Cars are common in galleries and museums, beginning with Ed Kienholtz’s Back Seat Dodge, 1964. (Post here.)
Rarely, however, is there an installation that puts viewers inside the experience of life in a broken-down, barely-running van.
The pure products of America go crazy:
No one
to witness
and adjust, no one to drive the car
Created by Eric Thompson and Aubrey Birdwell, the front room installation at OHGE Ltd has an air of inevitability. You’re where you never wanted to be but knew you were going, slipping fast from middle class to teeter on the edge of dependent or maybe homeless. What you’ve got is the van.
Video screens serve as the outside world. They’re blurry, as if you’ve been drinking. If you didn’t know better, you’d think you were driving underwater. Sound seals the deal. It gurgles with a slap-happy lurch and dull roar.

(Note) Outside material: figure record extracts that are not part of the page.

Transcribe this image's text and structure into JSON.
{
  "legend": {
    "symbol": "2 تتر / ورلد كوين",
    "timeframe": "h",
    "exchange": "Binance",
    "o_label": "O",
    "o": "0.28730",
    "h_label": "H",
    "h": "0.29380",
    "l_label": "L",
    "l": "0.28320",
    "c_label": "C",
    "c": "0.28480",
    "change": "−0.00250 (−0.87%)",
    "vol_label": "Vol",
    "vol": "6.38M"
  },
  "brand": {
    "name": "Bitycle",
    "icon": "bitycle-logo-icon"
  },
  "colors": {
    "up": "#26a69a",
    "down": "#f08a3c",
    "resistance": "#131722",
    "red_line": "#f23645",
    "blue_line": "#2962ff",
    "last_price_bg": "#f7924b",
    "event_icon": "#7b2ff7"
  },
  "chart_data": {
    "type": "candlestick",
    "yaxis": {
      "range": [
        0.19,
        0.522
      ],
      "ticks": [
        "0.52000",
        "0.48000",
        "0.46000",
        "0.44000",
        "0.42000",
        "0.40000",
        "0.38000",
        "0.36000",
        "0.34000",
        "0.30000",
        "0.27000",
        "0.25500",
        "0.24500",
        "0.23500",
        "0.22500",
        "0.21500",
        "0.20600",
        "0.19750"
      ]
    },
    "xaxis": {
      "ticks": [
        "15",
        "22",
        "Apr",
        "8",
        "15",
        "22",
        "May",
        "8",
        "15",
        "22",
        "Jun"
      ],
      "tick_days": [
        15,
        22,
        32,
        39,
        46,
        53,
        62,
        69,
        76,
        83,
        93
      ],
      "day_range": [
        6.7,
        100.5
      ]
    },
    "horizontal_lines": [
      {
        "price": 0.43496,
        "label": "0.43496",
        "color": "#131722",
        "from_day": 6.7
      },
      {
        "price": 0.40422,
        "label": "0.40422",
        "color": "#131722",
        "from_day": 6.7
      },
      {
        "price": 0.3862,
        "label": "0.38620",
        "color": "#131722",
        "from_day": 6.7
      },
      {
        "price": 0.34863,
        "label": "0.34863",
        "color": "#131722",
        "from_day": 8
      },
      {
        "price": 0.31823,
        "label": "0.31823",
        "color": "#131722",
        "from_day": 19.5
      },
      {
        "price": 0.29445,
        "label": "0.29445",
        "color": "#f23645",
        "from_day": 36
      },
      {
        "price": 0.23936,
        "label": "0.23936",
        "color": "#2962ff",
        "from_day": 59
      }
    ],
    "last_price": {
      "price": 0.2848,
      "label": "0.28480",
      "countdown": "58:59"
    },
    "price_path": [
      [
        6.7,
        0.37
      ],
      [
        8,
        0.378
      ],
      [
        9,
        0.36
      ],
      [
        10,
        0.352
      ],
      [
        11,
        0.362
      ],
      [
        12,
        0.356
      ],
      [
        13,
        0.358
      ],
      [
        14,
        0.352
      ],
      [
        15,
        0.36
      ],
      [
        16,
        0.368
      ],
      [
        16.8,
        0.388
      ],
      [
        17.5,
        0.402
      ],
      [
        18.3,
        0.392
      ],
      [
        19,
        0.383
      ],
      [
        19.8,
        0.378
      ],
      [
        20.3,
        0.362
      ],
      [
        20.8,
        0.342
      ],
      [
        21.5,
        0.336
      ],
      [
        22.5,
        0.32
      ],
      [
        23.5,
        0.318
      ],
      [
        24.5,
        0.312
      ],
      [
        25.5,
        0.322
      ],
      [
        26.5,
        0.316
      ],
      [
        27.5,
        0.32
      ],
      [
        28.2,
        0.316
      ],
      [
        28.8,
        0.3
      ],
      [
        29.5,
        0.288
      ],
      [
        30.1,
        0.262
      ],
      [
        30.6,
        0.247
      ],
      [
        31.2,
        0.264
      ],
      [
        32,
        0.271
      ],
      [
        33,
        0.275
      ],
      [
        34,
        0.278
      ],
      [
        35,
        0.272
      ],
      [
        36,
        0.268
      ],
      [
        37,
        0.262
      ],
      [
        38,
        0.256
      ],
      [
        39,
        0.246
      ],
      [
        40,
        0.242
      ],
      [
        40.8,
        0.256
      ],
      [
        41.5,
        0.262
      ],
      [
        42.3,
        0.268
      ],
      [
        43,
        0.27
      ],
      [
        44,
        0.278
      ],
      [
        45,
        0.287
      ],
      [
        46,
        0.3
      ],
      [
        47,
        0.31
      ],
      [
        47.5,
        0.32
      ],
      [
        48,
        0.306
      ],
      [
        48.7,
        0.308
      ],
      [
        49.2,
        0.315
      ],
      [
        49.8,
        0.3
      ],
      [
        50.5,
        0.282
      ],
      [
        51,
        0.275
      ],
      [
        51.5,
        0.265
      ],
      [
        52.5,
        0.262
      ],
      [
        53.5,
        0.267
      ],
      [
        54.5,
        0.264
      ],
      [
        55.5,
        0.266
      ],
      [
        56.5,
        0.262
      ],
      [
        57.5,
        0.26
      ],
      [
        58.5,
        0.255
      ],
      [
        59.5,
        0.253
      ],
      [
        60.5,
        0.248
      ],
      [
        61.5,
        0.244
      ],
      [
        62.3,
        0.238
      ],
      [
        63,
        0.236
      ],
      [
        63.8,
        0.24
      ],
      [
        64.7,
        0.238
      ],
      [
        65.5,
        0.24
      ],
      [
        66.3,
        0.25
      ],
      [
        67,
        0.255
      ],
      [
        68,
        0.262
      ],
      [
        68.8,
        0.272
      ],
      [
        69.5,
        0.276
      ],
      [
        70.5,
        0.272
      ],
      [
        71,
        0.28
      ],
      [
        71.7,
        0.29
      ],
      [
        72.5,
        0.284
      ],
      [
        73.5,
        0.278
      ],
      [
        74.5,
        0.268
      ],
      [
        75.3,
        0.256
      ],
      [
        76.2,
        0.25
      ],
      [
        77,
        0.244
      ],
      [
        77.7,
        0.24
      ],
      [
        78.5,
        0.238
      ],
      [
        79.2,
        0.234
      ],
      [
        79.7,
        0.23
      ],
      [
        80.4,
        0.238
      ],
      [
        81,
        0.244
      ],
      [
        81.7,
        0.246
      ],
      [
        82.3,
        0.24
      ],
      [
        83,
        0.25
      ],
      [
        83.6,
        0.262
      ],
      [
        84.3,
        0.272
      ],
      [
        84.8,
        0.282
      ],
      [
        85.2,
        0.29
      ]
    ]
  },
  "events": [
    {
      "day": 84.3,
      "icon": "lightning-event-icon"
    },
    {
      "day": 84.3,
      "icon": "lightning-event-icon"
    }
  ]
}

OHGE Ltd is a tiny gallery, but this show gives it a sense of scale. In the backroom (really a closet) are Stephan Moore’s power-of-postive thinking videos, playing simultaneously. As people beam and chuckle, a voice drones nonsense about unlocking the door to brain chemistry happiness.
Although separate shows, the ads and the van are collectively titled, ENLIGHTEN ENCOURAGE EMPOWER.
From van men Thompson and Birdwell:
In travel and as a form of rogue property we often carry with us a semblance of the familiar den.
The box with a locked door full of comforts for us alone. We carry this capsule to contain our individual and separate existences…We reject and embrace that we are free-floating and disconnected from everything around us.
In space and temporal media, these pieces attempt to re-stage our memories of American life. Through cultural quotation we attempt to pry open the locked box and articulate the immense void of American culture.
I asked Yahoo! Answers for the key to becoming successful. Here is my favorite reply by user “dagmar”.
I think you need talent but you also need drive and determination. Set your mind to what you are trying to accomplish and keep at it. Of course a lot of it depends on what you are trying to be successful in. If it is an artistic pursuit that can be a lot more difficult to succeed in than say, being a Dr. or an accountant. No matter what your goal, do the best you can and do it with joy and love. Make the best of whatever success you find and don’t be discouraged. If you try to enjoy life and not get too caught up in ‘success’ you can be very happy and satisfied.